Возникает вопрос, каковы последствия “декарцерации” — возвращения большого числа людей во внешний мир — для самих психических больных? Оказалось, многие больные попали в более тяжелое положение, чем раньше. После выписки из клиник они оказались в ситуации, в которой окружающие либо не могли, либо не хотели заботиться о них. Правительственные службы, сэкономившие на содержании психиатрических клиник, оказались неподготовленными к крупномасштабным вложениям для создания коммунальных служб. Кроме того, неясно, в каком объеме коммунальные клиники будут помогать людям, страдающим серьезными и устойчивыми умственными расстройствами. Многие, выписавшись из психиатрических клиник, столкнулись с отсутствием поддержки и перебрались в трущобы. Здесь они живут в бедности и изоляции в своих каморках и ночлежках — такие же несвободные, как когда-то в больнице, но еще и в отсутствие защищенности.

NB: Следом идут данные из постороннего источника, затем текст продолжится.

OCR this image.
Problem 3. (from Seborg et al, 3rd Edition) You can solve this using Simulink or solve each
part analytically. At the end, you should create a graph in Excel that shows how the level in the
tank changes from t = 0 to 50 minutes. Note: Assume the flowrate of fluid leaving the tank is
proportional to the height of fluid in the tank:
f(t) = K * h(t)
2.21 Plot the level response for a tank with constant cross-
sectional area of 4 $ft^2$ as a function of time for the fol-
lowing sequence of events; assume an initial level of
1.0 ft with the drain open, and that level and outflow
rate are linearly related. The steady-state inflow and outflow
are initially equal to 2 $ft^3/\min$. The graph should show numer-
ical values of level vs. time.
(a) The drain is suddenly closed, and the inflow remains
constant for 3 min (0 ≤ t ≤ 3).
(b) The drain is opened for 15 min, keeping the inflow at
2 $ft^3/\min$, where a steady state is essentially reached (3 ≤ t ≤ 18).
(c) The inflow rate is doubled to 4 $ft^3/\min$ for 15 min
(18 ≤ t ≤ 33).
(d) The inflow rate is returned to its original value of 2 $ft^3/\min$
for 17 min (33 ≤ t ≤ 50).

Майкл Диар и Дженнифер Уолш назвали окружение, в котором живут многие бывшие пациенты клиник, “ландшафтом отчаяния”[120], но было бы совершенно ошибочным предположить, что все такие люди хотели бы вернуться в больницу. Диар и Уолш призывают к созданию “ландшафта заботы”, где реализовались бы обещания общественной заботы. Это потребовало бы создания соответствующих приютов и служб, предоставления для выпущенных из попечительских учреждений возможности получить работу. В таком контексте мы можем говорить об истинном прогрессе в общественной заботе и понимании людей, страдающих от душевных болезней.

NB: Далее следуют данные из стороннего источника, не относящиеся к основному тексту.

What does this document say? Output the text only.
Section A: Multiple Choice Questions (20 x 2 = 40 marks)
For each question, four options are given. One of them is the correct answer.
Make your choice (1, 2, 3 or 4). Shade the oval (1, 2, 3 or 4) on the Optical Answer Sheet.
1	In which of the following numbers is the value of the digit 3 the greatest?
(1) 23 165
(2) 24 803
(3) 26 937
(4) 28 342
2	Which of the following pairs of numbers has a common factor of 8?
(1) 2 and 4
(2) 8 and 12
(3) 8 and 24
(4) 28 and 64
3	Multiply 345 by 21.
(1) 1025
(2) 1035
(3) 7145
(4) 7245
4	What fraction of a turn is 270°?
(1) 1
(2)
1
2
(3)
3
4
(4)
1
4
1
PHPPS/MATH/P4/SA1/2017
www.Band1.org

Девиации и социальный порядок
Было бы серьезной ошибкой рассматривать отклонение только в негативном смысле. Любое общество, учитывающее разные ценности и интересы людей, должно найти место для тех индивидов или групп, чьи действия не соответствуют нормам, соблюдаемым большинством. Люди, развивающие новые идеи в политике, науке, искусстве или других областях человеческой деятельности, часто воспринимаются враждебно и недоверчиво теми, кто следует ортодоксальным принципам. Политические идеалы, рожденные Американской революцией[121], такие, как свобода индивида и равенство возможностей, многими людьми в то время были встречены враждебно, хотя сегодня эти ценности приняты во всем мире. Отклонение от господствующих норм требует мужества и решимости. Часто оно имеет принципиальное значение для перемен, которые затем оказываются полезными для всех.